L’article R 1454-29 du Code du travail prévoit que l’affaire est renvoyée devant le juge départiteur dans un délai d’un mois, ce qui n’est jamais le cas devant le Conseil de Prud’hommes de Bordeaux et devant d’autres Conseils de Prud’hommes (Paris, Meaux…), tout simplement car la justice manque de juges et que les audiences ne peuvent pas être fixées dans un délai si proche.

En moyenne, le délai d’attente pour obtenir une date d’audience en départage à Bordeaux est de deux ans.

A cause de ce délai important qui n’est pas conforme à l’article 6-1 de la CEDH qui exige que le procès doit avoir lieu dans un délai raisonnable, des actions en responsabilité de l’Etat sont engagées dans toute la France par des avocats, la plupart du syndicat des avocats de France. Vous lirez sur ce point l’article que le mode d’emploi que j’ai écrit pour engager la responsabilité de l’Etat: Engager la responsabilité de l’Etat pour lenteur de la Justice: Mode d’emploi. De même vous écouterez un extrait de mon interview par Tripalio à la fin de cet article.

Pour expliquer la procédure prud’homale, le site “service public” a mis en ligne un schéma très simplifié qui donne des délais plus qu’indicatif et qui ne mentionne même pas le départage.




Mettre en oeuvre la responsabilité de l’Etat pour “lenteur” de la Justice: mode d’emploi.

La justice est lente.

Cette phrase, les avocats l’entendent tous les jours, elle est prononcée par nos clients, elle est devenue habituelle et banale.

Nos clients en souffrent.

Lorsqu’un salarié saisit le Conseil de Prud’hommes, il doit s’attendre à des délais longs, en moyenne d’un an devant le Conseil de Prud’hommes de Bordeaux s’il n’y a pas départage.
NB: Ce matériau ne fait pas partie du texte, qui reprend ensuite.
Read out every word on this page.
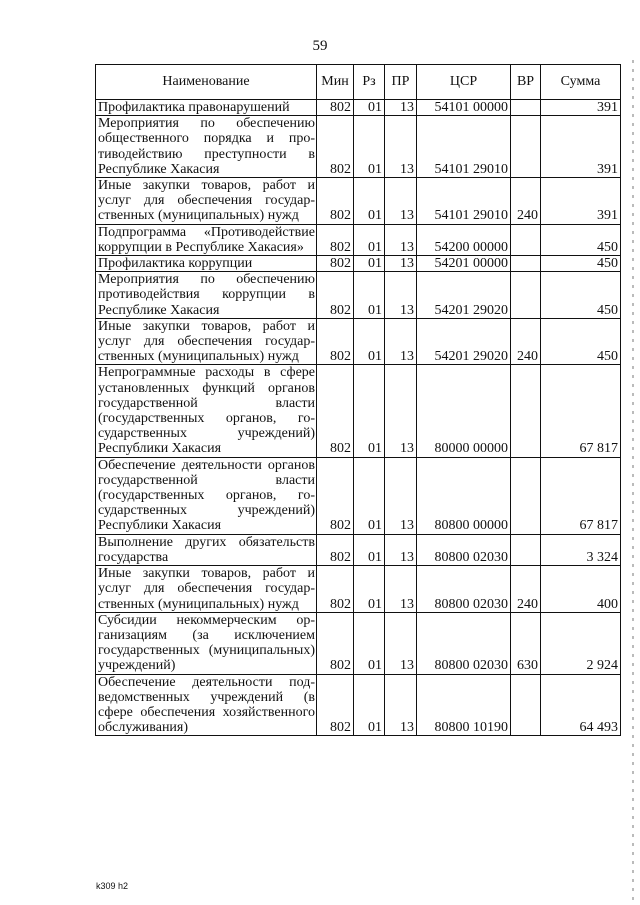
59
Наименование	Мин	Рз	ПР	ЦСР	ВР	Сумма
Профилактика правонарушений	802	01	13	54101 00000		391
Мероприятия по обеспечению общественного порядка и противодействию преступности в Республике Хакасия	802	01	13	54101 29010		391
Иные закупки товаров, работ и услуг для обеспечения государственных (муниципальных) нужд	802	01	13	54101 29010	240	391
Подпрограмма «Противодействие коррупции в Республике Хакасия»	802	01	13	54200 00000		450
Профилактика коррупции	802	01	13	54201 00000		450
Мероприятия по обеспечению противодействия коррупции в Республике Хакасия	802	01	13	54201 29020		450
Иные закупки товаров, работ и услуг для обеспечения государственных (муниципальных) нужд	802	01	13	54201 29020	240	450
Непрограммные расходы в сфере установленных функций органов государственной власти (государственных органов, государственных учреждений) Республики Хакасия	802	01	13	80000 00000		67 817
Обеспечение деятельности органов государственной власти (государственных органов, государственных учреждений) Республики Хакасия	802	01	13	80800 00000		67 817
Выполнение других обязательств государства	802	01	13	80800 02030		3 324
Иные закупки товаров, работ и услуг для обеспечения государственных (муниципальных) нужд	802	01	13	80800 02030	240	400
Субсидии некоммерческим организациям (за исключением государственных (муниципальных) учреждений)	802	01	13	80800 02030	630	2 924
Обеспечение деятельности подведомственных учреждений (в сфере обеспечения хозяйственного обслуживания)	802	01	13	80800 10190		64 493
k309 h2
En effet, à Bordeaux, on peut espérer obtenir une date devant le Conseil de Prud’hommes, section départage dans un délai de 2 ans alors que l’article R 1454-29 du Code du travail prévoit un délai d’un mois.

La Cour d’appel est sinistrée, alors que le décret Magendie s’applique maintenant devant les Chambres sociales, les délais sont extrêmement long de 2 à 3 ans et les parties sont prêtes 6 mois après la déclaration d’appel !

La principale raison de cette lenteur est le manque de moyens donné à la justice: les juges sont peu nombreux pour traiter les dossiers qui leur sont soumis.

Les greffiers également ne sont pas en nombre suffisant pour assister les juges, pour retranscrire les jugements.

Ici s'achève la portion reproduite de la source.